Reconstruction of orofacial defects after ablative surgery for maxilla facial tumors poses a major challenge to the surgeon. The five year oral and esophageal cancer survival rate for all ages is 60.5 years. The relative survival rate is inversely proportional to age at detection, being 48.1% at age 75+ and increasing to 79.0% for ages below 45 (1). Resection of the pathology leaves the patient with one or more defects affecting speech, mastication, deglutition and airway support apart from facial disfigurement. Primary resection surgeries aim at eliminating the pathology. Orofacial reconstruction procedures may be performed along with the primary surgery or secondarily at a second stage.
These typically aim at restoration of both aesthetics and function.

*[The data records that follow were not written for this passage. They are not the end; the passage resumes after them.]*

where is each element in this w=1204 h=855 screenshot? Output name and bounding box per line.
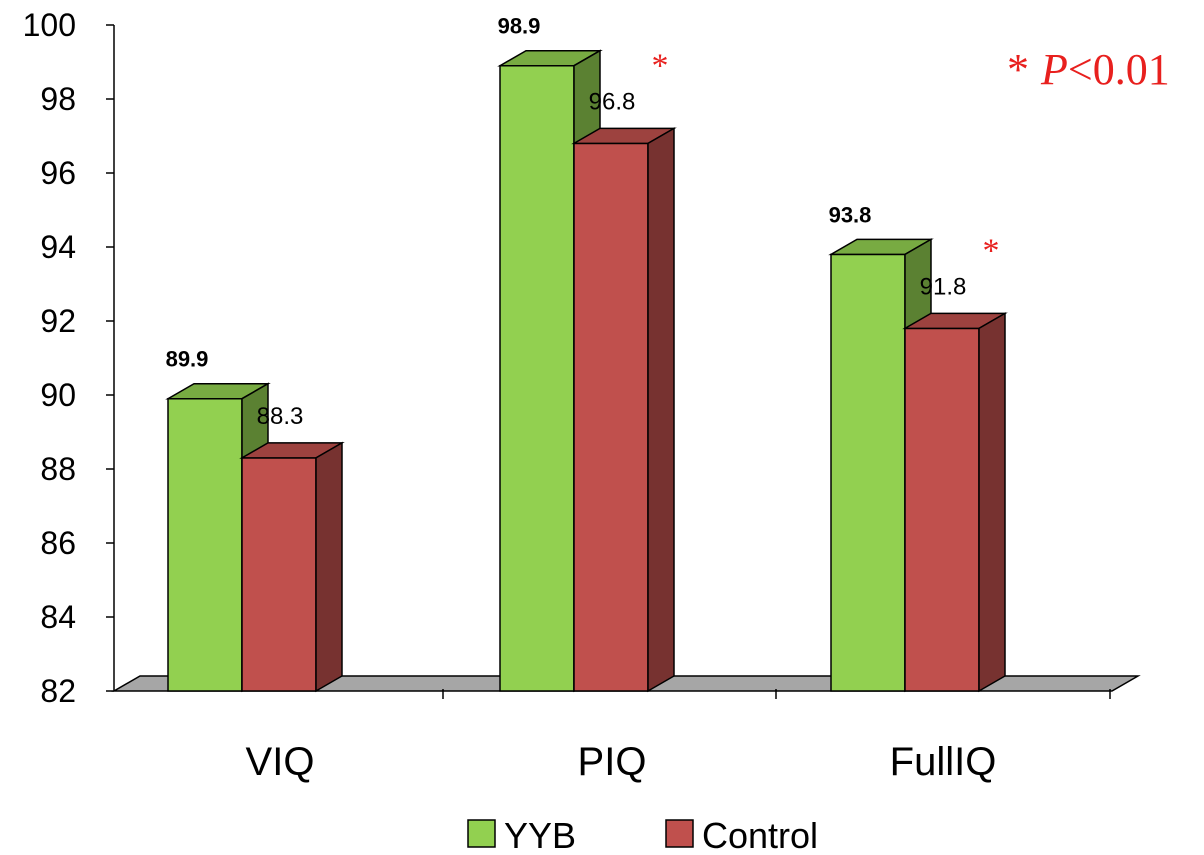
legend-label: Control — [702, 815, 818, 855]
data-labels-group: 89.9 88.3 98.9 96.8 * 93.8 91.8 * — [166, 14, 1000, 430]
y-tick-label: 82 — [40, 673, 76, 709]
y-tick-label: 100 — [23, 7, 76, 43]
legend-label: YYB — [504, 815, 576, 855]
bar-control-piq — [571, 127, 677, 693]
legend-item-control: Control — [665, 815, 818, 855]
bar-control-viq — [239, 441, 345, 693]
data-label-yyb: 98.9 — [498, 14, 541, 39]
significance-note: * P<0.01 — [1007, 45, 1170, 94]
y-tick-label: 92 — [40, 303, 76, 339]
data-label-yyb: 89.9 — [166, 347, 209, 372]
significance-star: * — [652, 47, 669, 84]
x-axis-labels: VIQ PIQ FullIQ — [246, 740, 997, 784]
legend-swatch — [665, 819, 694, 848]
data-label-control: 96.8 — [589, 88, 636, 115]
y-tick-label: 98 — [40, 81, 76, 117]
x-category-label: FullIQ — [890, 740, 997, 784]
y-axis: 82 84 86 88 90 92 94 96 98 100 — [23, 7, 115, 709]
y-tick-label: 84 — [40, 599, 76, 635]
data-label-control: 88.3 — [257, 403, 304, 430]
y-tick-label: 88 — [40, 451, 76, 487]
legend-swatch — [467, 819, 496, 848]
legend-item-yyb: YYB — [467, 815, 576, 855]
y-tick-label: 94 — [40, 229, 76, 265]
bar-control-fulliq — [902, 312, 1008, 693]
data-label-control: 91.8 — [920, 273, 967, 300]
x-category-label: VIQ — [246, 740, 315, 784]
y-tick-label: 90 — [40, 377, 76, 413]
y-tick-label: 86 — [40, 525, 76, 561]
bars-group — [165, 49, 1008, 693]
x-category-label: PIQ — [578, 740, 647, 784]
significance-star: * — [983, 232, 1000, 269]
legend: YYB Control — [467, 815, 818, 855]
data-label-yyb: 93.8 — [829, 202, 872, 227]
y-tick-label: 96 — [40, 155, 76, 191]
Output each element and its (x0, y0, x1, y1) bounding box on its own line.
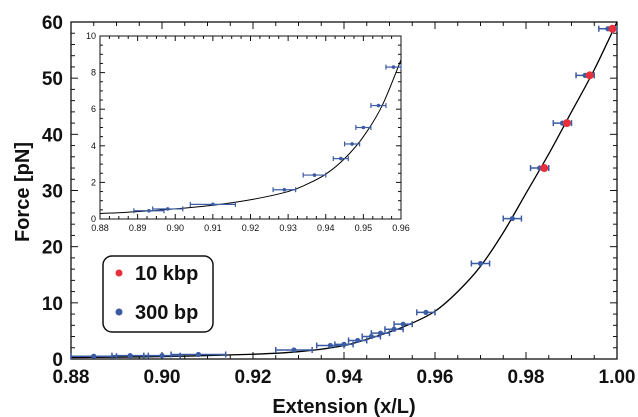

Surgical treatment staging and outcome are also affected by the requirement for pre and or post-operative radiation as part of the treatment protocol. Advances in microvascular surgery lead to the possibility of better treatment outcomes by using Osteocutaneous flaps from common remote donor sites such as the fibula, iliac crest, and scapula. Surgeons have been planning and performing these surgeries for many years but are still looking out for methods to improve treatment outcomes. Success of these surgeries depends on adequate resection from the donor site as well as timely reshaping and grafting at the recipient site to reduce ischemic complications apart from the surgeon’s skill and patient response.
Advances in computer imaging and precise manufacturing processes (especially additive manufacturing) have led to systems and processes providing surgeons with a very effective tool in their armamentarium for the best surgical outcomes. The process begins with receiving a CT per prescribed protocol. 2D image data sets from CT scan of the donor and recipient sites are then converted by trained personnel into a 3D model. The 3D model forms the basis for the surgical planning alongside the surgeons’ input through a web meeting. The surgeon then receives a kit with the appropriate guides, models and the surgical plan assisting in the execution of the surgery.
In the case of a surgeon, it should have one or more of the following advantages: improved aesthetic or functional results, reduced surgical time, more predictability, less lead time and reduction of overall treatment cost.
Any new approach for a current treatment protocol requires justification to be accepted by the end user. In the case of a surgeon, it should have one or more of the following advantages: improved aesthetic or functional results, reduced surgical time, more predictability, less lead time and reduction of overall treatment cost. Surgical planning adds additional upfront cost and time which is offset by reducing surgical and anesthetic time in the OR and reduced risk of failure due to ischemic changes in the donor tissue or infection (2). Other advantages include more predictable aesthetics and improved functional outcome in dental rehabilitation due to advanced planning and correct positioning of the basal bone. Currently, there is a critical primary industry need for better reimbursement of surgical planning. The advantages listed above far outweigh the cost when it comes to better surgical outcomes and reduced risk.